Written by QCMHA member, Avina Patel

This past year my sense of isolation has heightened. When I think of isolation, I think of loneliness, and solitude - two terms that are often looked at from one lens. They seem similar, but I recently learned how different they actually are and wanted to share what I learned with you.

Described as a deficiency state, loneliness is negative - it is harsh, uncomfortable and draining. Have you ever felt lonely in a crowded room? Solitude on the other hand, is a positive state - something you choose. It allows us to be alone without being lonely. So how can we find, enjoy, and use solitude to our advantage?

Think of solitude as an opportunity replenish and engage with yourself. Spending time alone can often me looked down upon - its a tough sell. The truth this, we all need periods of solitude, and it’s something we create. Think of it as a refresher - a chance to reopen yourself to challenges.
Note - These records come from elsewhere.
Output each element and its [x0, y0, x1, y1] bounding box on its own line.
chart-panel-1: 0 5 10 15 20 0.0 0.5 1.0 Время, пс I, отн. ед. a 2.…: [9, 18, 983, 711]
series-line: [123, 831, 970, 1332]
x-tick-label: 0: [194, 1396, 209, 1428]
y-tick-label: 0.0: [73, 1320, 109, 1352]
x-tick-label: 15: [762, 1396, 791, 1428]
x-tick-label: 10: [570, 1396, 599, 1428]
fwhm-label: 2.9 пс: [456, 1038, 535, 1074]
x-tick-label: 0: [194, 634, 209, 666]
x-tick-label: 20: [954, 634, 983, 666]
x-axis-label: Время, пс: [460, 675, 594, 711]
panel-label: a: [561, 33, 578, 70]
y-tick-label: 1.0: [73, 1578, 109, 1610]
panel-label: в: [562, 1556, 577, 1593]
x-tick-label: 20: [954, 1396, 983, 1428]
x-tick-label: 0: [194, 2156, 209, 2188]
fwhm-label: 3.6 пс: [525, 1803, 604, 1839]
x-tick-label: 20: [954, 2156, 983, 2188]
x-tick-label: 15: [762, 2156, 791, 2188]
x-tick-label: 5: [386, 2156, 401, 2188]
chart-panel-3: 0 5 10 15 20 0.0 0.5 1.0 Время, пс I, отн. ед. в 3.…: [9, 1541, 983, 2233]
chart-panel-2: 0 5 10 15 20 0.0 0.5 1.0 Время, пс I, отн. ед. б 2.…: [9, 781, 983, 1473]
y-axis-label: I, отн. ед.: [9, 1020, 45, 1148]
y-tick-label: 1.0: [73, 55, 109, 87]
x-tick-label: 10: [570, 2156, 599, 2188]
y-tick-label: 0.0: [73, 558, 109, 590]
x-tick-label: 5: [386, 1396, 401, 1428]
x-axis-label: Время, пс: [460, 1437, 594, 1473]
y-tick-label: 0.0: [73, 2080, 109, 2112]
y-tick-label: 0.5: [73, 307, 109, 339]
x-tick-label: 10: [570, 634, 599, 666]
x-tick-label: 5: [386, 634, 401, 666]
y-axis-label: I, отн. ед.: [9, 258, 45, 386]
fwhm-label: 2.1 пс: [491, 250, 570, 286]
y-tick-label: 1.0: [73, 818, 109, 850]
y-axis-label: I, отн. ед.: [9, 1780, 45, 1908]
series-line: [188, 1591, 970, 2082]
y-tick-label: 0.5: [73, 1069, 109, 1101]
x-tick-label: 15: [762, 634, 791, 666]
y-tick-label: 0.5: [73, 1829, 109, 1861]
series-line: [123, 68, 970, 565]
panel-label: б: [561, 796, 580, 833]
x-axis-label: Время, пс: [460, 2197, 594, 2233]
Something interesting that I came to realize, is that solitude gives us the chance to regain perspective.

Reading, spending time in nature, writing, meditating, walking, and eating by yourself are a few examples of things you can do alone. It seems very simple, and it is, but solitude increases our creativity, productivity, and improves psychological well-being. “If you think you don’t have the time to sit quietly and think, you probably need alone time more than ever.”

Take a break from the busy schedule and practice solitude. Think about it, the more you get to know yourself, the more equipped you are to be authentic and you, when others are around.